Ziemlich sicher ist sich die renatikische Wissenschaft heute darin,
daß Renate etwa Anfang vierzig war, als sie so martialisch hingerichtet
wurde. Glaubhaft ist hierbei die Angabe, daß sie wegen des großen
Festes nach Berlin gekommen war. Für das letzte Nußmann-Konzert
ist der Abend des 24. 5. 2000 gesichert. Renate traf am Tag zuvor
in der Hauptstadt ein. Da dies ein Montag war und es noch keinen Dienstag
gab, ist als Zeitpunkt ihres Todes die Nacht vom 22. auf den 24. Mai
festzumachen.
Dann kann man als Geburtsjahr etwa 1957 errechnen. Davon ausgehend
können alle weiteren Etappen ihres Lebens erschlossen werden,
wobei deren Exaktheit unsicher bleibt.
Ceryx
Am 28. August sind Jahr für Jahr die Versammlungen gefüllt.
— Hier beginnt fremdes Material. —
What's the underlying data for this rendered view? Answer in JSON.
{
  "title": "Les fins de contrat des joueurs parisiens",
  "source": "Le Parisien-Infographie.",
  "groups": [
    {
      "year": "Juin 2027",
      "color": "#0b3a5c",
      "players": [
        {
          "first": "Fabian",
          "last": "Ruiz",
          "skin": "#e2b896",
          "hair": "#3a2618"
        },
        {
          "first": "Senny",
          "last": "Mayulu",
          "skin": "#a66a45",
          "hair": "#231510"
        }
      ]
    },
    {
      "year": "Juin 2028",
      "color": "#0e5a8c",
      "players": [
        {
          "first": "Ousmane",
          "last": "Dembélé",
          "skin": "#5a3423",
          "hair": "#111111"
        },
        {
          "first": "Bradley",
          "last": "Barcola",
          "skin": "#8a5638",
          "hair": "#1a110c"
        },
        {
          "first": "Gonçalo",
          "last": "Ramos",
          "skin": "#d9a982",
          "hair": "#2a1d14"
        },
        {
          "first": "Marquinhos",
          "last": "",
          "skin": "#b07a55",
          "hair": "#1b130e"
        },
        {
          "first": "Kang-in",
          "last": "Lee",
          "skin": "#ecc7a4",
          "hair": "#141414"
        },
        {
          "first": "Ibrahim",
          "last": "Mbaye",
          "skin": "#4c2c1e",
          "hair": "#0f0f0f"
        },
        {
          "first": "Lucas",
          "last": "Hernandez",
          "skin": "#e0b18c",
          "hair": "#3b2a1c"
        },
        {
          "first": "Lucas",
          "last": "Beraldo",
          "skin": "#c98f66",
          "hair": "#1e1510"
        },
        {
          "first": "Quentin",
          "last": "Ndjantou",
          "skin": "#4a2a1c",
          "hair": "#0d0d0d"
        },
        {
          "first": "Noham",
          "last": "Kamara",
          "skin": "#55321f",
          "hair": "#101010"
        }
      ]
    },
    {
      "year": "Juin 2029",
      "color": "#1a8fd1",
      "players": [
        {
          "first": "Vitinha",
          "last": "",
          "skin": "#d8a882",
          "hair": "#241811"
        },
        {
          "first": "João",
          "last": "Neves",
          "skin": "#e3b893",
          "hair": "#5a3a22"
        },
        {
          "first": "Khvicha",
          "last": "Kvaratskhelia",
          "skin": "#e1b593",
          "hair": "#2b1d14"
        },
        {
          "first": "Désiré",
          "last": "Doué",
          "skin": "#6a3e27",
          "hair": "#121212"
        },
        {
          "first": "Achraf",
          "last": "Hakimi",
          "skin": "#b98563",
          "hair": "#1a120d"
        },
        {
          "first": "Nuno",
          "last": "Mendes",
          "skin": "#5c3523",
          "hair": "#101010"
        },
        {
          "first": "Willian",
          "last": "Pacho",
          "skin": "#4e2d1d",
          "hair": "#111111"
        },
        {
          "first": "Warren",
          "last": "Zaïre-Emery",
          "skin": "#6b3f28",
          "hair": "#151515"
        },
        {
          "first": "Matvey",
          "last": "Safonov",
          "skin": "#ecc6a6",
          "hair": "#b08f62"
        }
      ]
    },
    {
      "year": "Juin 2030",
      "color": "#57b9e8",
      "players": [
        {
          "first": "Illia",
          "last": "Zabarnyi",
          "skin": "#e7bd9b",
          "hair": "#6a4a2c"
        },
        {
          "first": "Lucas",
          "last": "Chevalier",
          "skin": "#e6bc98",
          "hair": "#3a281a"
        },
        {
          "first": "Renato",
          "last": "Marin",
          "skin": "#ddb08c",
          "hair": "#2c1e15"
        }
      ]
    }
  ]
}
Wie ist das jetzt zum Renaphanie-Fest?
Waltraud Rebuh
Ich stelle von Jahr zu Jahr fest, daß auch die Renaphanie-Versammlungen
immer besser besucht werden. Das gilt übrigens auch für
die Versammlungen in der Renatenacht. Aber auch die Tradition, sich
nach dem Gedenken an den martialischen Tod Renates wie damals Susanne
für drei Tage in die Kanalisation zu begeben, wird immer stärker
wieder aufgegriffen. Da es Glück verheißt, am 24. Mai diejenigen
wiederzutreffen, die man am Nußmannfest im Supermarkt getroffen
hatte, kommen immer mehr Menschen in der Kanalisation zusammen. In
vielen Städten und Gemeinden gibt es bereits seit einigen Jahren
zu dieser Zeit Tage der Offenen Tür in den Abwasserkanälen.
Renaphanie ist ein Fest, an dem wir aus dem Aushalten von Dunkelheit
und Trauer übergehen in das Licht des Lastenausgleichs. Das gibt
Entlastung und Kraft. Ich freue mich, daß sich auch immer mehr
junge Leute darauf einlassen.
Ceryx
Wir danken Ihnen für dieses Interview.
Waltraud Rebuh
Ich danke Ihnen, und wünsche allen Ceryx-Leserinnen und -Lesern
eine schöne Renaphanie-Zeit. Renanata!